Breach compromises El Paso Electric's customer's information
EL PASO, Texas (CBS4) —
Paso Electric notified its customers of a data breach that could impact people’s personal information.
EPE says more than 16,000 customers are potentially affected by this attack.
According to a letter sent out, EPE customers who use its MobilePay service had their name, bank account information, address, utility account number compromised.
The utility works with a third-party vendor, TIO Networks USA, Inc. The letter states that EPE customers that use its MobilePay service may have been impacted by a breach that affects TIO Systems.
The technology company provides payment services for utility companies and is owned by PayPal.
"You lose your money and you don't know who to blame for it, or if you're going to get back your money in your account. They will drain it in a minute or two before you know it,” said El Paso Electric customer Gilberto Zuniga, who lives in West El Paso.
According to EPE, it was notified of the possible breach on Nov. 27, 2017. “Please note that this incident only affected TIO’s network and did not involve El Paso Electric’s system or other payment solutions in any way.”
The MobilePay service for EPE customers has not been available to receive payments.
"Well, everybody is starting to get hacked more recently because of the internet, and everything is more accessible, doing everything online. So it doesn't surprise me that they've been able to get hacked,” said El Paso Electric customer Andrea Silva, who lives in downtown El Paso.
The utility company advises customers to make payment via phone or online.
El Paso Electric says it's investigating the incident internally and is working with TIO to understand the nature and scope of the incident and issued the following statement:
El Paso Electric Company takes the security of our customers’ information very seriously. As we previously published on our website, epelectric.com, TIO Networks USA, Inc. notified us that it discovered unauthorized access to locations on the TIO network that stored personal information of some customers of TIO clients, including some El Paso Electric customers that use our mobile payment application, MobilePay. On December 23, 2017, TIO began mailing notices to customers they identified as potentially affected in the incident, including some El Paso Electric customers. The personal information stored in the affected locations on TIO’s network included customer name, address, utility account number, bank account number, and bank routing number. The incident did not involve El Paso Electric’s systems or other payment solutions in any way. For additional information relating to the TIO Network incident, customers can visit the TIO website, www.tio.com, or call the TIO at 1-855-272-6796.
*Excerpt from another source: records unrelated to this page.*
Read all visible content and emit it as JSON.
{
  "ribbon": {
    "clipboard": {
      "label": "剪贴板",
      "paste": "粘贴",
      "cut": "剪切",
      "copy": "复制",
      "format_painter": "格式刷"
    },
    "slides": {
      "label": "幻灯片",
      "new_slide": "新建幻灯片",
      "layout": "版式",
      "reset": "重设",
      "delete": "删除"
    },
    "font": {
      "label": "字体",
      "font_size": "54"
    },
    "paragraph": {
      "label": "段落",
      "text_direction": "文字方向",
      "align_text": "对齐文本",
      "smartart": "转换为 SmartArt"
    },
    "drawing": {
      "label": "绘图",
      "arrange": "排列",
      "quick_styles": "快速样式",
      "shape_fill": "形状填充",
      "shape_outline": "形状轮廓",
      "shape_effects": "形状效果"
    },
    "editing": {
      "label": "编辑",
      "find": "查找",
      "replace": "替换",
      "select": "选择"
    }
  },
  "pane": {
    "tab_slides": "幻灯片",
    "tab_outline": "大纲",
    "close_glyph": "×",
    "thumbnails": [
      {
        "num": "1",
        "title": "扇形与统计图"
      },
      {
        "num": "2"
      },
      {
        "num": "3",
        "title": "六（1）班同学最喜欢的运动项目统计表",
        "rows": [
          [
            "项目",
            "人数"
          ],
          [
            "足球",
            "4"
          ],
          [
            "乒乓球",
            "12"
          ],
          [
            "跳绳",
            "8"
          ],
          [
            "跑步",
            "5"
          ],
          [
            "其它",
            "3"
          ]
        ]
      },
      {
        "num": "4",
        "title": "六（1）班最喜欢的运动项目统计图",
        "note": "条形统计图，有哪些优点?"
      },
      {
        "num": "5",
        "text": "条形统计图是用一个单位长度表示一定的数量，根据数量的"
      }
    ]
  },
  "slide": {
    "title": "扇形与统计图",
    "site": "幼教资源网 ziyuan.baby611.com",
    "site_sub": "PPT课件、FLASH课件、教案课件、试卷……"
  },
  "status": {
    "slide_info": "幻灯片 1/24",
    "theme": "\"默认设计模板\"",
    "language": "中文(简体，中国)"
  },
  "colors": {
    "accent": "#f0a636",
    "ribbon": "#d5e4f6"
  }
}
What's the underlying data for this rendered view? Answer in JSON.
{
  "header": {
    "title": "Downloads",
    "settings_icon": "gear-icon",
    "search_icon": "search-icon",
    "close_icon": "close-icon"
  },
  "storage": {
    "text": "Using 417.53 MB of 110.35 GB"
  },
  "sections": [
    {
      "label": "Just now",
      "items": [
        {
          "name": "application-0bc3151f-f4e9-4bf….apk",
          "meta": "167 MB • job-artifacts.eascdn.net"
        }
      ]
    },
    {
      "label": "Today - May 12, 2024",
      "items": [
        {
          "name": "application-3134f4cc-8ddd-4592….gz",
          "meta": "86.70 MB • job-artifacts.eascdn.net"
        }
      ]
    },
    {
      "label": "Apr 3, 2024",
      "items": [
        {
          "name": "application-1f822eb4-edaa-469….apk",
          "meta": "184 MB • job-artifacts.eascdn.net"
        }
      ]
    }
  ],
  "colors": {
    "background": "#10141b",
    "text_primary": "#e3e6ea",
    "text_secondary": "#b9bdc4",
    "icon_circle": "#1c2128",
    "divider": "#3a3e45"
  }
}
EPE says the outage-reporting app, MyEPE, is not the MobilePay App and was not affected.
PayPal suspended TIO Networks' operations, and says an investigation is ongoing.
"In this moment, I’m not worried. I don't have problems never with hackers and the electric company and the other banks,” said El Paso Electric customer Aremmy Contreras, who lives in West El Paso.
El Paso Electric denied KFOX14’s request for an interview Wednesday, but a spokesperson said the incident did not involve El Paso Electric's systems or other payment solutions in any way.